Angel, are you by any chance using "cheap gas" meaning non-name brand gas? I had an old Plymouth that once developed symptoms just like you describe (stalling at idle, but ran OK at higher RPMs). I cleaned and rebuilt the carburetor (yes, it had one of those--no fuel injection), but with no change in the symptoms. I then took the carb to a buddy who worked at a carb shop, and he tested it and said my carburetor was fine. He then asked me where I bought my gas, and I said "Gas N Go" (an off-brand). He asked how long I had been buying gas there, and I said, "about a month." He then asked how long I had been having the symptoms, and I said, "about a month--doh!" He then told me to wait until the gas tank was almost empty, and then to fill the tank with a name brand gas. I filled it with Shell, and I could tell when the Shell gas made it to the carburetor as the idle speed picked up, no more stalling, etc.

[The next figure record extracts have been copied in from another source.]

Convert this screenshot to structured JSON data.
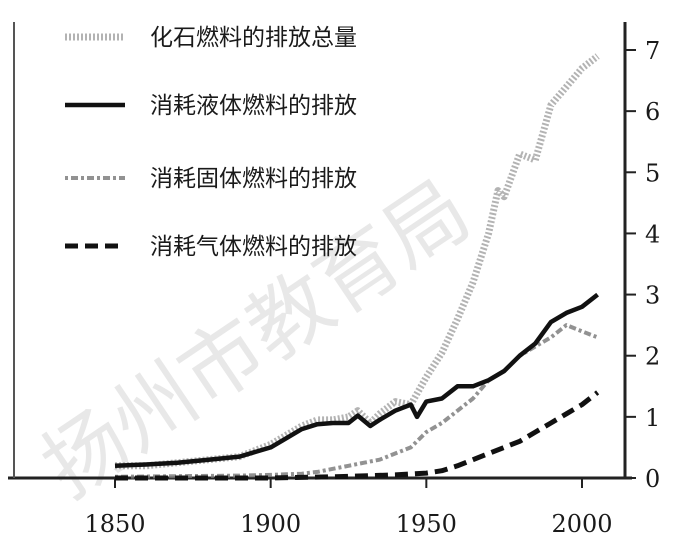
{
  "watermark": "扬州市教育局",
  "chart_data": {
    "type": "line",
    "title": "",
    "xlabel": "",
    "ylabel": "",
    "xlim": [
      1850,
      2010
    ],
    "ylim": [
      0,
      7.4
    ],
    "xticks": [
      1850,
      1900,
      1950,
      2000
    ],
    "yticks": [
      0,
      1,
      2,
      3,
      4,
      5,
      6,
      7
    ],
    "y_axis_side": "right",
    "grid": false,
    "legend_position": "top-left",
    "series": [
      {
        "name": "化石燃料的排放总量",
        "color": "#9a9a9a",
        "style": "speckled",
        "x": [
          1850,
          1860,
          1870,
          1880,
          1890,
          1900,
          1905,
          1910,
          1915,
          1920,
          1925,
          1928,
          1932,
          1935,
          1940,
          1945,
          1950,
          1955,
          1960,
          1965,
          1970,
          1973,
          1975,
          1980,
          1985,
          1990,
          1995,
          2000,
          2005
        ],
        "y": [
          0.2,
          0.2,
          0.25,
          0.3,
          0.35,
          0.55,
          0.7,
          0.85,
          0.95,
          0.95,
          1.0,
          1.1,
          0.9,
          1.05,
          1.25,
          1.2,
          1.65,
          2.05,
          2.6,
          3.2,
          4.0,
          4.7,
          4.6,
          5.3,
          5.2,
          6.1,
          6.4,
          6.7,
          6.9
        ]
      },
      {
        "name": "消耗液体燃料的排放",
        "color": "#111111",
        "style": "solid",
        "x": [
          1850,
          1860,
          1870,
          1880,
          1890,
          1900,
          1905,
          1910,
          1915,
          1920,
          1925,
          1928,
          1932,
          1935,
          1940,
          1945,
          1947,
          1950,
          1955,
          1960,
          1965,
          1970,
          1975,
          1980,
          1985,
          1990,
          1995,
          2000,
          2005
        ],
        "y": [
          0.2,
          0.22,
          0.25,
          0.3,
          0.35,
          0.5,
          0.65,
          0.8,
          0.88,
          0.9,
          0.9,
          1.02,
          0.85,
          0.95,
          1.1,
          1.2,
          1.0,
          1.25,
          1.3,
          1.5,
          1.5,
          1.6,
          1.75,
          2.0,
          2.2,
          2.55,
          2.7,
          2.8,
          3.0
        ]
      },
      {
        "name": "消耗固体燃料的排放",
        "color": "#777777",
        "style": "dotted-dash",
        "x": [
          1850,
          1870,
          1890,
          1900,
          1905,
          1910,
          1915,
          1920,
          1925,
          1930,
          1935,
          1940,
          1945,
          1950,
          1955,
          1960,
          1965,
          1970,
          1975,
          1980,
          1985,
          1990,
          1995,
          2000,
          2005
        ],
        "y": [
          0.02,
          0.03,
          0.04,
          0.05,
          0.06,
          0.07,
          0.1,
          0.15,
          0.2,
          0.25,
          0.3,
          0.4,
          0.5,
          0.75,
          0.9,
          1.1,
          1.3,
          1.6,
          1.75,
          2.0,
          2.15,
          2.3,
          2.5,
          2.4,
          2.3
        ]
      },
      {
        "name": "消耗气体燃料的排放",
        "color": "#111111",
        "style": "dashed",
        "x": [
          1850,
          1900,
          1920,
          1940,
          1950,
          1955,
          1960,
          1965,
          1970,
          1975,
          1980,
          1985,
          1990,
          1995,
          2000,
          2005
        ],
        "y": [
          0.0,
          0.0,
          0.02,
          0.05,
          0.08,
          0.12,
          0.2,
          0.3,
          0.4,
          0.5,
          0.6,
          0.75,
          0.9,
          1.05,
          1.2,
          1.4
        ]
      }
    ]
  }
}
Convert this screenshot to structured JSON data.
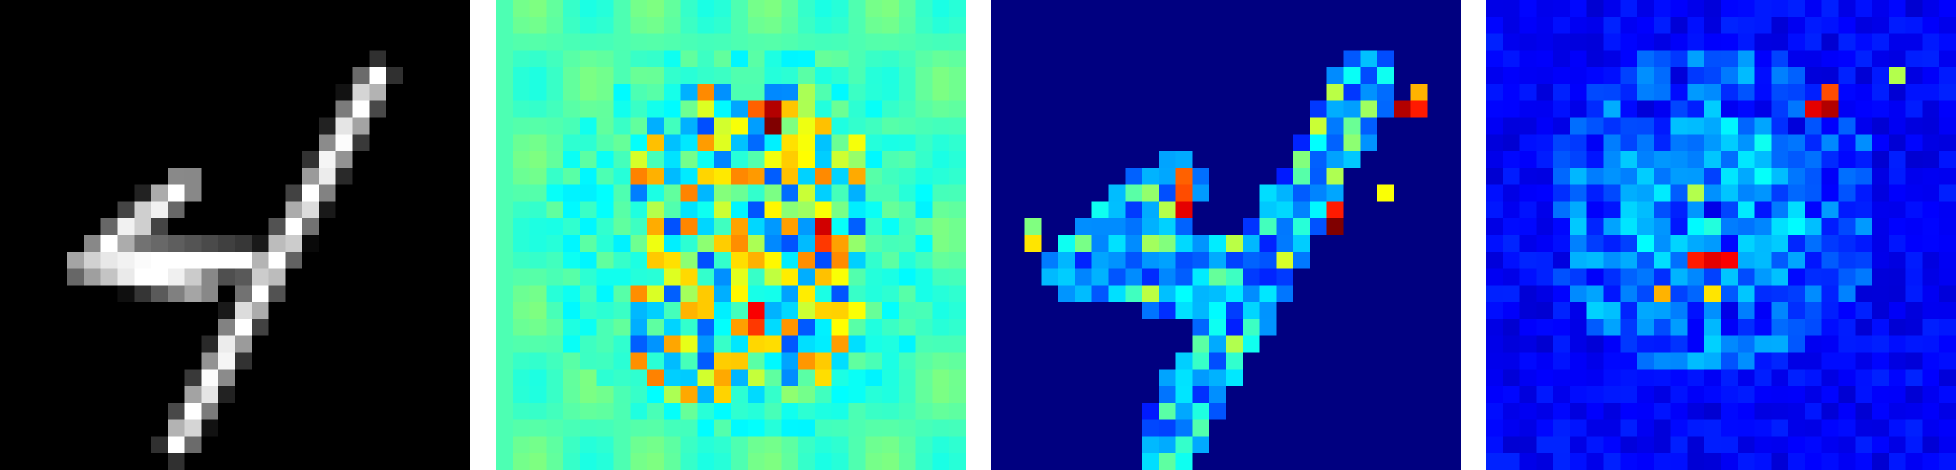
{
  "figure": {
    "panels": [
      {
        "name": "input-digit",
        "colormap": "gray",
        "background": "#000000"
      },
      {
        "name": "attribution-map",
        "colormap": "jet",
        "background": "#22ffd8"
      },
      {
        "name": "activation-map",
        "colormap": "jet",
        "background": "#000080"
      },
      {
        "name": "noise-map",
        "colormap": "jet",
        "background": "#00008f"
      }
    ],
    "grid_size": 28
  }
}
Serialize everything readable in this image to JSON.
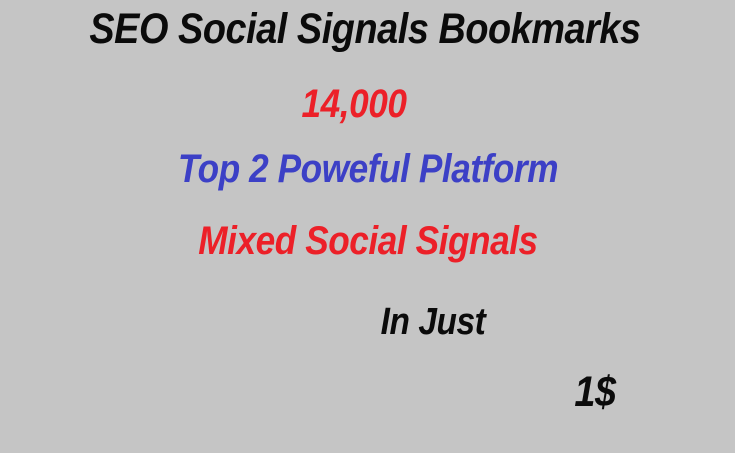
{
  "banner": {
    "background_color": "#c5c5c5",
    "text_colors": {
      "black": "#0b0b0b",
      "red": "#ec2028",
      "blue": "#3c40c6"
    },
    "lines": [
      {
        "text": "SEO Social Signals Bookmarks",
        "color": "#0b0b0b"
      },
      {
        "text": "14,000",
        "color": "#ec2028"
      },
      {
        "text": "Top 2 Poweful Platform",
        "color": "#3c40c6"
      },
      {
        "text": "Mixed Social Signals",
        "color": "#ec2028"
      },
      {
        "text": "In Just",
        "color": "#0b0b0b"
      },
      {
        "text": "1$",
        "color": "#0b0b0b"
      }
    ]
  }
}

So before you spend tons of money on repairs, check the quality of the gasoline you are feeding your beast. Other things to check would be a poisoned/plugged catalytic converter, but if it runs fine at highway RPMs that's probably not what the problem is.

Rusty

Anonymous said...

prayers, and wishin I could send other "spirits" to help you make it thru......

vaquero viejo

Unknown said...

Idle air control motor

Unknown said...

Or a set of plugs cap rotor and wires . betting former

pigpen51 said...

Angel,
You know what they say, when life hands you lemons,... throw them at the head of the first sob that pisses you of until he runs away screaming for mercy. It won't help, but it will make you feel a little better. Of course, not as good as Xanax but I am afraid you are on your own there. Seriously, I feel for you, been in your shoes so many times, I have blisters.

Anonymous said...

There is a rash of bad capacitors in the ignition voltage control circuit on the engine control unit circuit board. It's something to check when an engine starts acting weird and the fault codes are merely symptons. You have to pull the computer out and open it up and you can actually see brown stains and board damage around the ruptured capacitors. If it is only a minor rupture sometimes you can actually solder a new capacitor in. If it has leaked to the extent that the board is damaged you'll have to replace the computer. Go read the Wikipedia article "capacitor plague". Your vehicle is out of the time frame but I chased one of these around a 94 Toyota for a year before I found the bad cap. I can't be sure that's what it is but it is something to check. Enjoying the same lovely weather here North of the DFW metroplex as you.

c w swanson said...

Apply the "5 year rule" to stuff like this.

Will I even remember this in five years? If not, or I'll remember it as being funny, then it's not really all that important, although it seems so now.